Consider other features too, like convenience (for example, access to online banking or the availability of in-branch customer service), location and proximity and the type of relationship you want to have with your lender.

Getting approved for a personal loan and receiving your funds can take a few days depending on your lender. In general:

Some lenders can approve and fund your personal loan on the same day you submit an application. You’ll speed up the process by making sure your application is accurate and complete.

If you have poor credit (or no credit at all) and don’t qualify for a personal loan, ask the lender if you can apply with a co-borrower or co-signer. A co-borrower or co-signer should be someone you trust who has at least fair credit.

When you apply for a personal loan with a co-borrower or co-signer, the lender looks at their credit history and score as well as your own. If they meet the lender’s requirements, the lender may be more willing to approve the loan. Just remember, both you and the co-borrower or co-signer are responsible for paying back the loan in full and on time.

If you don’t have anyone to serve as a co-borrower or co-signer for you, consider taking out a credit card, borrowing from friends or family or, if possible, asking for a lower loan amount.
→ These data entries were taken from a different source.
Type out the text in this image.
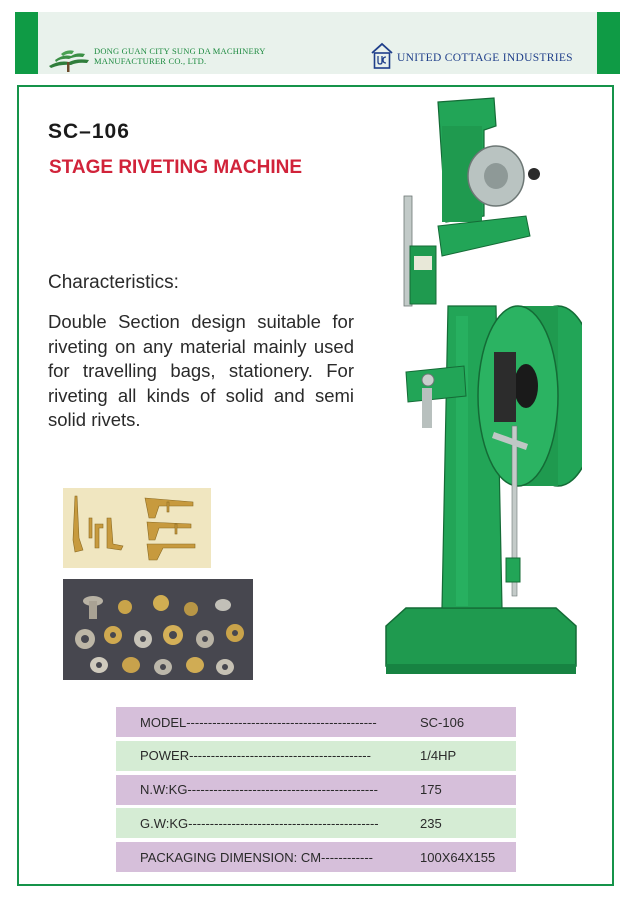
DONG GUAN CITY SUNG DA MACHINERY
MANUFACTURER CO., LTD.	UNITED COTTAGE INDUSTRIES
SC–106
STAGE RIVETING MACHINE
Characteristics:
Double Section design suitable for riveting on any material mainly used for travelling bags, stationery. For riveting all kinds of solid and semi solid rivets.
MODEL--------------------------------------------	SC-106
POWER------------------------------------------	1/4HP
N.W:KG--------------------------------------------	175
G.W:KG--------------------------------------------	235
PACKAGING DIMENSION: CM------------	100X64X155
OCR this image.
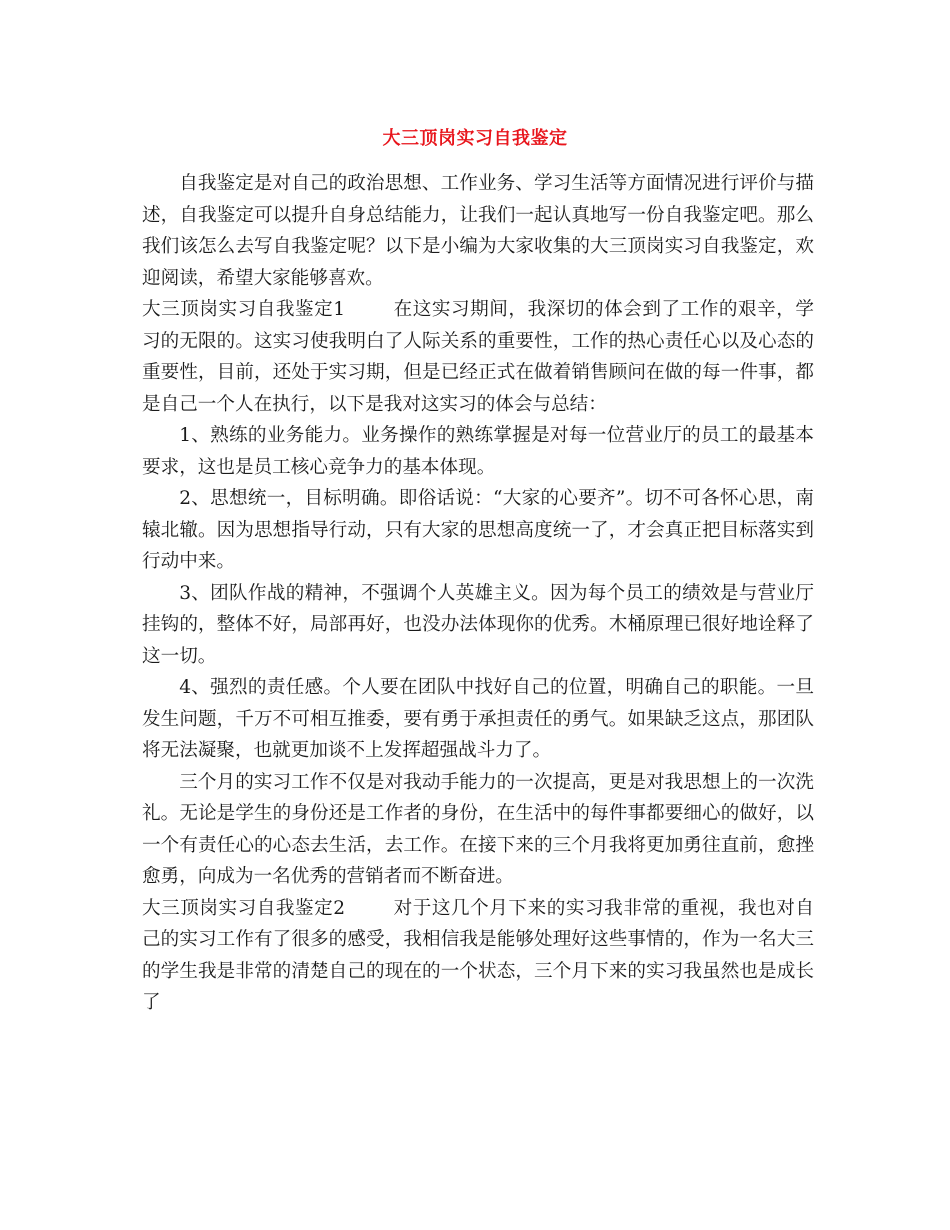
大三顶岗实习自我鉴定

自我鉴定是对自己的政治思想、工作业务、学习生活等方面情况进行评价与描述，自我鉴定可以提升自身总结能力，让我们一起认真地写一份自我鉴定吧。那么我们该怎么去写自我鉴定呢？以下是小编为大家收集的大三顶岗实习自我鉴定，欢迎阅读，希望大家能够喜欢。

大三顶岗实习自我鉴定1	在这实习期间，我深切的体会到了工作的艰辛，学习的无限的。这实习使我明白了人际关系的重要性，工作的热心责任心以及心态的重要性，目前，还处于实习期，但是已经正式在做着销售顾问在做的每一件事，都是自己一个人在执行，以下是我对这实习的体会与总结：

1、熟练的业务能力。业务操作的熟练掌握是对每一位营业厅的员工的最基本要求，这也是员工核心竞争力的基本体现。

2、思想统一，目标明确。即俗话说：“大家的心要齐”。切不可各怀心思，南辕北辙。因为思想指导行动，只有大家的思想高度统一了，才会真正把目标落实到行动中来。

3、团队作战的精神，不强调个人英雄主义。因为每个员工的绩效是与营业厅挂钩的，整体不好，局部再好，也没办法体现你的优秀。木桶原理已很好地诠释了这一切。

4、强烈的责任感。个人要在团队中找好自己的位置，明确自己的职能。一旦发生问题，千万不可相互推委，要有勇于承担责任的勇气。如果缺乏这点，那团队将无法凝聚，也就更加谈不上发挥超强战斗力了。

三个月的实习工作不仅是对我动手能力的一次提高，更是对我思想上的一次洗礼。无论是学生的身份还是工作者的身份，在生活中的每件事都要细心的做好，以一个有责任心的心态去生活，去工作。在接下来的三个月我将更加勇往直前，愈挫愈勇，向成为一名优秀的营销者而不断奋进。

大三顶岗实习自我鉴定2	对于这几个月下来的实习我非常的重视，我也对自己的实习工作有了很多的感受，我相信我是能够处理好这些事情的，作为一名大三的学生我是非常的清楚自己的现在的一个状态，三个月下来的实习我虽然也是成长了
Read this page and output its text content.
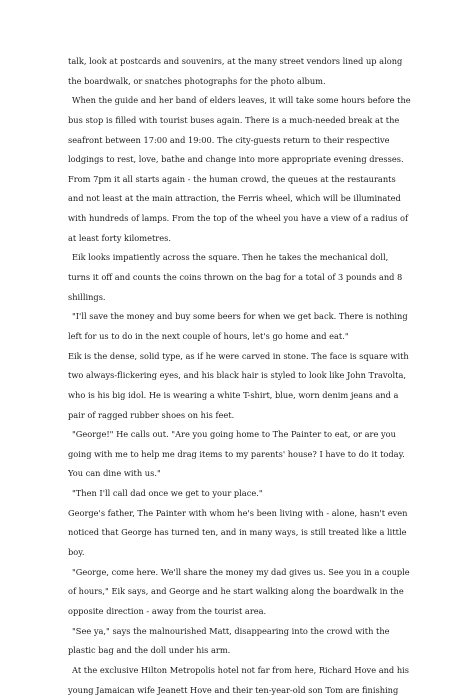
talk, look at postcards and souvenirs, at the many street vendors lined up along
the boardwalk, or snatches photographs for the photo album.
When the guide and her band of elders leaves, it will take some hours before the
bus stop is filled with tourist buses again. There is a much-needed break at the
seafront between 17:00 and 19:00. The city-guests return to their respective
lodgings to rest, love, bathe and change into more appropriate evening dresses.
From 7pm it all starts again - the human crowd, the queues at the restaurants
and not least at the main attraction, the Ferris wheel, which will be illuminated
with hundreds of lamps. From the top of the wheel you have a view of a radius of
at least forty kilometres.
Eik looks impatiently across the square. Then he takes the mechanical doll,
turns it off and counts the coins thrown on the bag for a total of 3 pounds and 8
shillings.
"I'll save the money and buy some beers for when we get back. There is nothing
left for us to do in the next couple of hours, let's go home and eat."
Eik is the dense, solid type, as if he were carved in stone. The face is square with
two always-flickering eyes, and his black hair is styled to look like John Travolta,
who is his big idol. He is wearing a white T-shirt, blue, worn denim jeans and a
pair of ragged rubber shoes on his feet.
"George!" He calls out. "Are you going home to The Painter to eat, or are you
going with me to help me drag items to my parents' house? I have to do it today.
You can dine with us."
"Then I'll call dad once we get to your place."
George's father, The Painter with whom he's been living with - alone, hasn't even
noticed that George has turned ten, and in many ways, is still treated like a little
boy.
"George, come here. We'll share the money my dad gives us. See you in a couple
of hours," Eik says, and George and he start walking along the boardwalk in the
opposite direction - away from the tourist area.
"See ya," says the malnourished Matt, disappearing into the crowd with the
plastic bag and the doll under his arm.
At the exclusive Hilton Metropolis hotel not far from here, Richard Hove and his
young Jamaican wife Jeanett Hove and their ten-year-old son Tom are finishing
Applying for and taking on a personal loan will show up in your credit reports in several ways:

  • Creating a hard credit inquiry: When you apply for credit or debt (like a personal loan), the lender asks a credit bureau for a copy of your credit report. This request generates a credit inquiry, which is reported on your credit report. Too many inquiries in too short a time can make lenders question your financial stability, though inquiries are removed from your report after two years. Hard inquiries make up 10 percent of your credit score.

  • Contributing to your debt-to-income ratio: The more debt you have, the less disposable income you have available to take on more. Your outstanding credit and loan balances increase your DTI ratio, which can make it difficult to qualify for additional credit or loans until you’ve paid down some of your debt. In general, lenders prefer borrowers with a DTI of less than 36 percent, though some may allow a DTI closer to 50 percent.

  • Recording late or missed payments and defaults: Your credit report includes negative marks, like late or missed loan payments or a loan default. This is why it’s important to make sure your loan is affordable, including any fees. Late payments have the biggest impact on your credit score, contributing to 35 percent of your total score.

But personal loans may also improve your credit:

  • Lenders like to see a diverse credit mix, which means you can handle different types of credit and debt. Credit mix makes up 10 percent of your credit score.

  • Paying your loan on time establishes and builds your credit. This reduces your risk to lenders and shows that you fulfill your debt obligations.

  • Taking out a personal loan may decrease your credit utilization ratio, a comparison between how much credit you’ve used vs. how much you have available. Though personal loans don’t do this directly (since they’re a type of installment loan vs. a type of credit), they can reduce your credit utilization if you use them to consolidate debt from revolving credit like credit card debt.